New York City rejects rent freeze, allows 1 percent hike Add to ...

New York City’s Rent Guidelines Board rejected on Monday a proposed rent freeze backed by Democratic Mayor Bill de Blasio on a million rent-stabilized apartments, instead opting for a 1 percent increase for one-year leases.

The 5-4 vote, which came after a raucous public meeting with cheering, boos and jeers, was a blow to Blasio, who has pledged to confront economic inequality and backed the rent freeze.

Tenant advocates have been pushing for a rent freeze for years, saying average incomes in the largest U.S. city have not kept pace with increased housing costs. Building owners say higher rents are needed to meet their tax and maintenance burdens.

But it still represented the smallest rent increase approved since the board was formed in 1969.

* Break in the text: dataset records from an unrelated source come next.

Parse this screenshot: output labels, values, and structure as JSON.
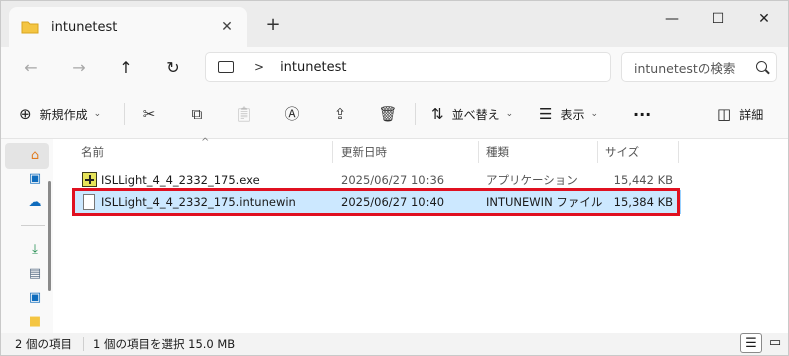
{
  "window": {
    "tab_title": "intunetest",
    "close_tab": "✕",
    "new_tab": "+",
    "minimize": "—",
    "maximize": "☐",
    "close": "✕"
  },
  "nav": {
    "back": "←",
    "forward": "→",
    "up": "↑",
    "refresh": "↻",
    "separator": ">",
    "path": "intunetest",
    "search_placeholder": "intunetestの検索"
  },
  "commands": {
    "new_label": "新規作成",
    "sort_label": "並べ替え",
    "view_label": "表示",
    "more": "···",
    "details_label": "詳細"
  },
  "columns": {
    "name": "名前",
    "date": "更新日時",
    "type": "種類",
    "size": "サイズ"
  },
  "files": [
    {
      "name": "ISLLight_4_4_2332_175.exe",
      "date": "2025/06/27 10:36",
      "type": "アプリケーション",
      "size": "15,442 KB",
      "icon": "exe-icon",
      "selected": false
    },
    {
      "name": "ISLLight_4_4_2332_175.intunewin",
      "date": "2025/06/27 10:40",
      "type": "INTUNEWIN ファイル",
      "size": "15,384 KB",
      "icon": "document-icon",
      "selected": true
    }
  ],
  "status": {
    "item_count": "2 個の項目",
    "selection": "1 個の項目を選択  15.0 MB"
  },
  "colors": {
    "selection_bg": "#cce8ff",
    "highlight_box": "#e01020",
    "onedrive_blue": "#0f6cbd",
    "download_green": "#1d8a4c",
    "folder_yellow": "#f4c542"
  }
}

“It costs money to run buildings,” said board member Steven Flax, who was seen as the swing vote heading into the meeting and voted in favor of the increase. “I agree it is not a political win for the mayor.”

The board also approved a 2.75 percent increase in two-year leases and a rent freeze on more than 17,000 single-room occupancy homes, a last-resort housing option for poor New Yorkers.

In 2013, the board approved a 4 percent increase on one-year leases and a 7.75 percent increase on two-year leases - about double the increase from the previous year.

“This is the year that we should have gotten a rent freeze and they blew it,” said City Councilman Jumaane Williams, who represents the Brooklyn neighborhood of East Flatbush.

Jimmie Silver, whose family has owned a 100-unit building in Greenwich Village where 70 units are rent stabilized, called the increase disappointing.

“Even though we got a 1 percent increase and prevented a rent freeze, it’s woefully inadequate for small owners to pay their bills,” he said. “They say the rent is too damn high. The real estate taxes are too damn high.”

Last month, de Blasio unveiled a plan to create and preserve 200,000 units of affordable housing over the next decade - a centerpiece of his strategy to address an “affordability crisis” in the city.

A report by New York City Comptroller Scott Stringer found that from 2000 to 2012, the median rental price in New York City rose by 75 percent, compared to 44 percent in the rest of the country, while the real incomes of New Yorkers declined.

Meanwhile, the city’s shelter population stands at more than 52,000, including more than 22,000 children - both record highs.